Julia Hughes was a very special lady and an exceptional teacher.
She had a big, big heart and a passion for helping both children and adults -- especially in the area of reading.
Mrs. Hughes had a simple belief that if you could read and comprehend, you could succeed in life and become whatever you wanted to become.
I should know, because I was one of those fortunate students helped greatly by Mrs. Hughes.
Because I had difficulty reading and comprehending when growing up, I attended specialized reading classes taught by Mrs. Hughes while attending Thomson Elementary School. I was enrolled in her class for four years -- from the second through the sixth grades.
I'm not ashamed to admit that I had that problem. And from time to time, as an adult, I still do. I find myself reading aloud sometimes in order to better comprehend what I've read. It's one of the tools I learned from her and one I never forgot.
I recall her telling me there was nothing wrong with reading certain things out loud, if it helped me to absorb better what I had read.
As a teacher, specialized in the field of reading, Mrs. Hughes always was so patient and understanding. I can remember reading things over and over and not getting it. She never once got upset with me. She always believed that if she continued to help me, I'd get better.
She was right. I did. And I give her much credit for it.
My mother discovered that I needed specialized help. She and Mrs. Hughes had many conversations concerning my reading difficulty and what could be done. My mother was the first person to realize I was having problems and sought help for me from a neighbor, Connie Shelnut, who tutored me for a couple of summers.
I'll always be indebted to my mother and Mrs. Shelnut, too, for all of their help.
I was deeply saddened when I learned of Mrs. Hughes' death on Wednesday, June 23. She was 86.

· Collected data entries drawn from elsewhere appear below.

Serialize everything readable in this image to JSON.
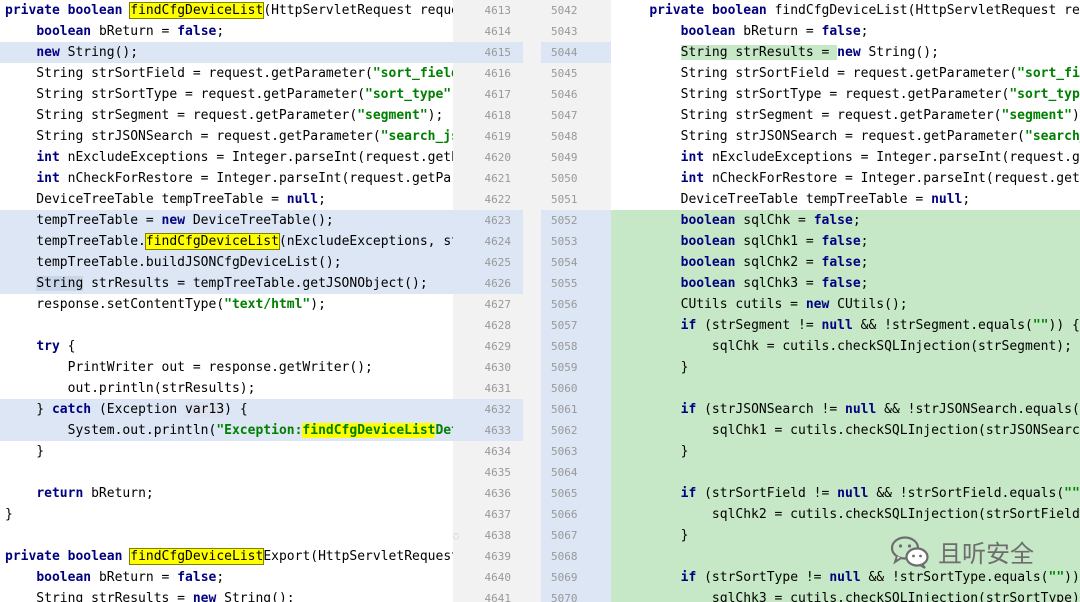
{
  "left": {
    "lines": [
      {
        "bg": "none",
        "segs": [
          [
            "kw",
            "private "
          ],
          [
            "kw",
            "boolean "
          ],
          [
            "hl",
            "findCfgDeviceList"
          ],
          [
            "",
            "(HttpServletRequest request"
          ]
        ]
      },
      {
        "bg": "none",
        "segs": [
          [
            "",
            "    "
          ],
          [
            "kw",
            "boolean "
          ],
          [
            "",
            "bReturn = "
          ],
          [
            "kw",
            "false"
          ],
          [
            "",
            ";"
          ]
        ]
      },
      {
        "bg": "changed",
        "segs": [
          [
            "",
            "    "
          ],
          [
            "kw",
            "new "
          ],
          [
            "",
            "String();"
          ]
        ]
      },
      {
        "bg": "none",
        "segs": [
          [
            "",
            "    String strSortField = request.getParameter("
          ],
          [
            "str",
            "\"sort_field\""
          ],
          [
            "",
            ")"
          ]
        ]
      },
      {
        "bg": "none",
        "segs": [
          [
            "",
            "    String strSortType = request.getParameter("
          ],
          [
            "str",
            "\"sort_type\""
          ],
          [
            "",
            ");"
          ]
        ]
      },
      {
        "bg": "none",
        "segs": [
          [
            "",
            "    String strSegment = request.getParameter("
          ],
          [
            "str",
            "\"segment\""
          ],
          [
            "",
            ");"
          ]
        ]
      },
      {
        "bg": "none",
        "segs": [
          [
            "",
            "    String strJSONSearch = request.getParameter("
          ],
          [
            "str",
            "\"search_json"
          ]
        ]
      },
      {
        "bg": "none",
        "segs": [
          [
            "",
            "    "
          ],
          [
            "kw",
            "int "
          ],
          [
            "",
            "nExcludeExceptions = Integer.parseInt(request.getPar"
          ]
        ]
      },
      {
        "bg": "none",
        "segs": [
          [
            "",
            "    "
          ],
          [
            "kw",
            "int "
          ],
          [
            "",
            "nCheckForRestore = Integer.parseInt(request.getParam"
          ]
        ]
      },
      {
        "bg": "none",
        "segs": [
          [
            "",
            "    DeviceTreeTable tempTreeTable = "
          ],
          [
            "kw",
            "null"
          ],
          [
            "",
            ";"
          ]
        ]
      },
      {
        "bg": "changed",
        "segs": [
          [
            "",
            "    tempTreeTable = "
          ],
          [
            "kw",
            "new "
          ],
          [
            "",
            "DeviceTreeTable();"
          ]
        ]
      },
      {
        "bg": "changed",
        "segs": [
          [
            "",
            "    tempTreeTable."
          ],
          [
            "hl",
            "findCfgDeviceList"
          ],
          [
            "",
            "(nExcludeExceptions, strS"
          ]
        ]
      },
      {
        "bg": "changed",
        "segs": [
          [
            "",
            "    tempTreeTable.buildJSONCfgDeviceList();"
          ]
        ]
      },
      {
        "bg": "changed",
        "segs": [
          [
            "",
            "    "
          ],
          [
            "sel",
            "String"
          ],
          [
            "",
            " strResults = tempTreeTable.getJSONObject();"
          ]
        ]
      },
      {
        "bg": "none",
        "segs": [
          [
            "",
            "    response.setContentType("
          ],
          [
            "str",
            "\"text/html\""
          ],
          [
            "",
            ");"
          ]
        ]
      },
      {
        "bg": "none",
        "segs": [
          [
            "",
            ""
          ]
        ]
      },
      {
        "bg": "none",
        "segs": [
          [
            "",
            "    "
          ],
          [
            "kw",
            "try "
          ],
          [
            "",
            "{"
          ]
        ]
      },
      {
        "bg": "none",
        "segs": [
          [
            "",
            "        PrintWriter out = response.getWriter();"
          ]
        ]
      },
      {
        "bg": "none",
        "segs": [
          [
            "",
            "        out.println(strResults);"
          ]
        ]
      },
      {
        "bg": "changed",
        "segs": [
          [
            "",
            "    } "
          ],
          [
            "kw",
            "catch "
          ],
          [
            "",
            "(Exception "
          ],
          [
            "var",
            "var13"
          ],
          [
            "",
            ") {"
          ]
        ]
      },
      {
        "bg": "changed",
        "segs": [
          [
            "",
            "        System.out.println("
          ],
          [
            "str",
            "\"Exception:"
          ],
          [
            "hlstr",
            "findCfgDeviceList"
          ],
          [
            "str",
            "Detai"
          ]
        ]
      },
      {
        "bg": "none",
        "segs": [
          [
            "",
            "    }"
          ]
        ]
      },
      {
        "bg": "none",
        "segs": [
          [
            "",
            ""
          ]
        ]
      },
      {
        "bg": "none",
        "segs": [
          [
            "",
            "    "
          ],
          [
            "kw",
            "return "
          ],
          [
            "",
            "bReturn;"
          ]
        ]
      },
      {
        "bg": "none",
        "segs": [
          [
            "",
            "}"
          ]
        ]
      },
      {
        "bg": "none",
        "segs": [
          [
            "",
            ""
          ]
        ]
      },
      {
        "bg": "none",
        "segs": [
          [
            "kw",
            "private "
          ],
          [
            "kw",
            "boolean "
          ],
          [
            "hl",
            "findCfgDeviceList"
          ],
          [
            "",
            "Export(HttpServletRequest r"
          ]
        ]
      },
      {
        "bg": "none",
        "segs": [
          [
            "",
            "    "
          ],
          [
            "kw",
            "boolean "
          ],
          [
            "",
            "bReturn = "
          ],
          [
            "kw",
            "false"
          ],
          [
            "",
            ";"
          ]
        ]
      },
      {
        "bg": "none",
        "segs": [
          [
            "",
            "    String strResults = "
          ],
          [
            "kw",
            "new "
          ],
          [
            "",
            "String();"
          ]
        ]
      }
    ]
  },
  "gutter": {
    "lines": [
      {
        "l": "4613",
        "r": "5042",
        "lbg": "none",
        "rbg": "none"
      },
      {
        "l": "4614",
        "r": "5043",
        "lbg": "none",
        "rbg": "none"
      },
      {
        "l": "4615",
        "r": "5044",
        "lbg": "changed",
        "rbg": "changed"
      },
      {
        "l": "4616",
        "r": "5045",
        "lbg": "none",
        "rbg": "none"
      },
      {
        "l": "4617",
        "r": "5046",
        "lbg": "none",
        "rbg": "none"
      },
      {
        "l": "4618",
        "r": "5047",
        "lbg": "none",
        "rbg": "none"
      },
      {
        "l": "4619",
        "r": "5048",
        "lbg": "none",
        "rbg": "none"
      },
      {
        "l": "4620",
        "r": "5049",
        "lbg": "none",
        "rbg": "none"
      },
      {
        "l": "4621",
        "r": "5050",
        "lbg": "none",
        "rbg": "none"
      },
      {
        "l": "4622",
        "r": "5051",
        "lbg": "none",
        "rbg": "none"
      },
      {
        "l": "4623",
        "r": "5052",
        "lbg": "changed",
        "rbg": "changed"
      },
      {
        "l": "4624",
        "r": "5053",
        "lbg": "changed",
        "rbg": "changed"
      },
      {
        "l": "4625",
        "r": "5054",
        "lbg": "changed",
        "rbg": "changed"
      },
      {
        "l": "4626",
        "r": "5055",
        "lbg": "changed",
        "rbg": "changed"
      },
      {
        "l": "4627",
        "r": "5056",
        "lbg": "none",
        "rbg": "changed"
      },
      {
        "l": "4628",
        "r": "5057",
        "lbg": "none",
        "rbg": "changed"
      },
      {
        "l": "4629",
        "r": "5058",
        "lbg": "none",
        "rbg": "changed"
      },
      {
        "l": "4630",
        "r": "5059",
        "lbg": "none",
        "rbg": "changed"
      },
      {
        "l": "4631",
        "r": "5060",
        "lbg": "none",
        "rbg": "changed"
      },
      {
        "l": "4632",
        "r": "5061",
        "lbg": "changed",
        "rbg": "changed"
      },
      {
        "l": "4633",
        "r": "5062",
        "lbg": "changed",
        "rbg": "changed"
      },
      {
        "l": "4634",
        "r": "5063",
        "lbg": "none",
        "rbg": "changed"
      },
      {
        "l": "4635",
        "r": "5064",
        "lbg": "none",
        "rbg": "changed"
      },
      {
        "l": "4636",
        "r": "5065",
        "lbg": "none",
        "rbg": "changed"
      },
      {
        "l": "4637",
        "r": "5066",
        "lbg": "none",
        "rbg": "changed"
      },
      {
        "l": "4638",
        "r": "5067",
        "lbg": "none",
        "rbg": "changed"
      },
      {
        "l": "4639",
        "r": "5068",
        "lbg": "none",
        "rbg": "changed"
      },
      {
        "l": "4640",
        "r": "5069",
        "lbg": "none",
        "rbg": "changed"
      },
      {
        "l": "4641",
        "r": "5070",
        "lbg": "none",
        "rbg": "changed"
      }
    ]
  },
  "right": {
    "lines": [
      {
        "bg": "none",
        "segs": [
          [
            "",
            "    "
          ],
          [
            "kw",
            "private "
          ],
          [
            "kw",
            "boolean "
          ],
          [
            "",
            "findCfgDeviceList(HttpServletRequest reques"
          ]
        ]
      },
      {
        "bg": "none",
        "segs": [
          [
            "",
            "        "
          ],
          [
            "kw",
            "boolean "
          ],
          [
            "",
            "bReturn = "
          ],
          [
            "kw",
            "false"
          ],
          [
            "",
            ";"
          ]
        ]
      },
      {
        "bg": "none",
        "segs": [
          [
            "",
            "        "
          ],
          [
            "add",
            "String strResults = "
          ],
          [
            "kw",
            "new "
          ],
          [
            "",
            "String();"
          ]
        ]
      },
      {
        "bg": "none",
        "segs": [
          [
            "",
            "        String strSortField = request.getParameter("
          ],
          [
            "str",
            "\"sort_field\""
          ]
        ]
      },
      {
        "bg": "none",
        "segs": [
          [
            "",
            "        String strSortType = request.getParameter("
          ],
          [
            "str",
            "\"sort_type\""
          ],
          [
            "",
            ");"
          ]
        ]
      },
      {
        "bg": "none",
        "segs": [
          [
            "",
            "        String strSegment = request.getParameter("
          ],
          [
            "str",
            "\"segment\""
          ],
          [
            "",
            ");"
          ]
        ]
      },
      {
        "bg": "none",
        "segs": [
          [
            "",
            "        String strJSONSearch = request.getParameter("
          ],
          [
            "str",
            "\"search_jso"
          ]
        ]
      },
      {
        "bg": "none",
        "segs": [
          [
            "",
            "        "
          ],
          [
            "kw",
            "int "
          ],
          [
            "",
            "nExcludeExceptions = Integer.parseInt(request.getPa"
          ]
        ]
      },
      {
        "bg": "none",
        "segs": [
          [
            "",
            "        "
          ],
          [
            "kw",
            "int "
          ],
          [
            "",
            "nCheckForRestore = Integer.parseInt(request.getPara"
          ]
        ]
      },
      {
        "bg": "none",
        "segs": [
          [
            "",
            "        DeviceTreeTable tempTreeTable = "
          ],
          [
            "kw",
            "null"
          ],
          [
            "",
            ";"
          ]
        ]
      },
      {
        "bg": "added",
        "segs": [
          [
            "",
            "        "
          ],
          [
            "kw",
            "boolean "
          ],
          [
            "",
            "sqlChk = "
          ],
          [
            "kw",
            "false"
          ],
          [
            "",
            ";"
          ]
        ]
      },
      {
        "bg": "added",
        "segs": [
          [
            "",
            "        "
          ],
          [
            "kw",
            "boolean "
          ],
          [
            "",
            "sqlChk1 = "
          ],
          [
            "kw",
            "false"
          ],
          [
            "",
            ";"
          ]
        ]
      },
      {
        "bg": "added",
        "segs": [
          [
            "",
            "        "
          ],
          [
            "kw",
            "boolean "
          ],
          [
            "",
            "sqlChk2 = "
          ],
          [
            "kw",
            "false"
          ],
          [
            "",
            ";"
          ]
        ]
      },
      {
        "bg": "added",
        "segs": [
          [
            "",
            "        "
          ],
          [
            "kw",
            "boolean "
          ],
          [
            "",
            "sqlChk3 = "
          ],
          [
            "kw",
            "false"
          ],
          [
            "",
            ";"
          ]
        ]
      },
      {
        "bg": "added",
        "segs": [
          [
            "",
            "        CUtils cutils = "
          ],
          [
            "kw",
            "new "
          ],
          [
            "",
            "CUtils();"
          ]
        ]
      },
      {
        "bg": "added",
        "segs": [
          [
            "",
            "        "
          ],
          [
            "kw",
            "if "
          ],
          [
            "",
            "(strSegment != "
          ],
          [
            "kw",
            "null "
          ],
          [
            "",
            "&& !strSegment.equals("
          ],
          [
            "str",
            "\"\""
          ],
          [
            "",
            ")) {"
          ]
        ]
      },
      {
        "bg": "added",
        "segs": [
          [
            "",
            "            sqlChk = cutils.checkSQLInjection(strSegment);"
          ]
        ]
      },
      {
        "bg": "added",
        "segs": [
          [
            "",
            "        }"
          ]
        ]
      },
      {
        "bg": "added",
        "segs": [
          [
            "",
            ""
          ]
        ]
      },
      {
        "bg": "added",
        "segs": [
          [
            "",
            "        "
          ],
          [
            "kw",
            "if "
          ],
          [
            "",
            "(strJSONSearch != "
          ],
          [
            "kw",
            "null "
          ],
          [
            "",
            "&& !strJSONSearch.equals("
          ],
          [
            "str",
            "\"\""
          ],
          [
            "",
            "))"
          ]
        ]
      },
      {
        "bg": "added",
        "segs": [
          [
            "",
            "            sqlChk1 = cutils.checkSQLInjection(strJSONSearch);"
          ]
        ]
      },
      {
        "bg": "added",
        "segs": [
          [
            "",
            "        }"
          ]
        ]
      },
      {
        "bg": "added",
        "segs": [
          [
            "",
            ""
          ]
        ]
      },
      {
        "bg": "added",
        "segs": [
          [
            "",
            "        "
          ],
          [
            "kw",
            "if "
          ],
          [
            "",
            "(strSortField != "
          ],
          [
            "kw",
            "null "
          ],
          [
            "",
            "&& !strSortField.equals("
          ],
          [
            "str",
            "\"\""
          ],
          [
            "",
            "))  {"
          ]
        ]
      },
      {
        "bg": "added",
        "segs": [
          [
            "",
            "            sqlChk2 = cutils.checkSQLInjection(strSortField);"
          ]
        ]
      },
      {
        "bg": "added",
        "segs": [
          [
            "",
            "        }"
          ]
        ]
      },
      {
        "bg": "added",
        "segs": [
          [
            "",
            ""
          ]
        ]
      },
      {
        "bg": "added",
        "segs": [
          [
            "",
            "        "
          ],
          [
            "kw",
            "if "
          ],
          [
            "",
            "(strSortType != "
          ],
          [
            "kw",
            "null "
          ],
          [
            "",
            "&& !strSortType.equals("
          ],
          [
            "str",
            "\"\""
          ],
          [
            "",
            ")) {"
          ]
        ]
      },
      {
        "bg": "added",
        "segs": [
          [
            "",
            "            sqlChk3 = cutils.checkSQLInjection(strSortType);"
          ]
        ]
      }
    ]
  },
  "watermark": {
    "text": "且听安全",
    "icon": "wechat-icon"
  },
  "colors": {
    "changed": "#dce6f5",
    "added": "#c6e8c6",
    "highlight": "#ffff00",
    "keyword": "#000080",
    "string": "#008000"
  }
}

I remember Mrs. Hughes wanting to know what I wanted to be when I grew up. I told her I wanted to be a professional baseball player when I first met her. But when I was promoted to the sixth grade, I changed my mind and wanted to become a newspaper reporter.
It was the latter that I made a career of many years down the road -- thanks in-part to Mrs. Hughes having believed in me.
She was a wonderful lady. She was a teacher through and through. She taught because it was her genuine calling in life.
I will forever remember Mrs. Hughes and how she, as a teacher, enriched my life.